= Friedrich-August-von-Hayek-Stiftung =

Foundation in Germany

The Friedrich-August-von-Hayek-Stiftung was founded in May 1999 to mark the 100th birthday of Friedrich August von Hayek, winner of the Nobel Memorial Prize in Economic Sciences. The foundation has its seat in Freiburg im Breisgau (South Germany) and is run by Dr. habil Lüder Gerken. Sponsors are Wüstenrot & Württembergische AG. Its aim is, in its own words, to strengthen and promote the basic principles of a liberal economic and social order at both national and international level, as expounded by Friedrich August von Hayek.

== Hayek Prize ==
The Friedrich-August-von-Hayek-Stiftung grants the International Prize and the Journalism Prize every two years.
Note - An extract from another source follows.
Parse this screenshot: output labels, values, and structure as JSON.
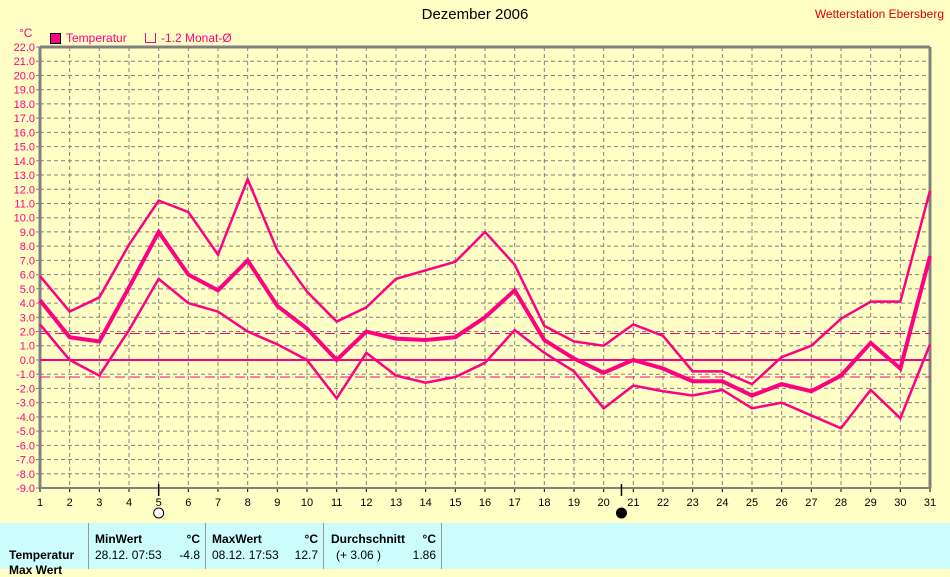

These prizes are awarded to personalities who have distinguished themselves through exemplary
and extraordinary achievements in the establishment, development or promotion of a liberal economic and social order in Germany, in Europe, or in other parts of the world.

== Board of trustees ==
Members of the board of trustees are Roman Herzog (since 1999), Leszek Balcerowicz (since 2002), Frederik Bolkestein (since 1999), Ralf Dahrendorf (1999–2009), Alexander Erdland (since 2006), Lüder Gerken (since 1999), Laurence Hayek (1999–2004), Otmar Issing (since 2005), Jürgen Jeske (since 1999) and Hans Tietmeyer (since 1999).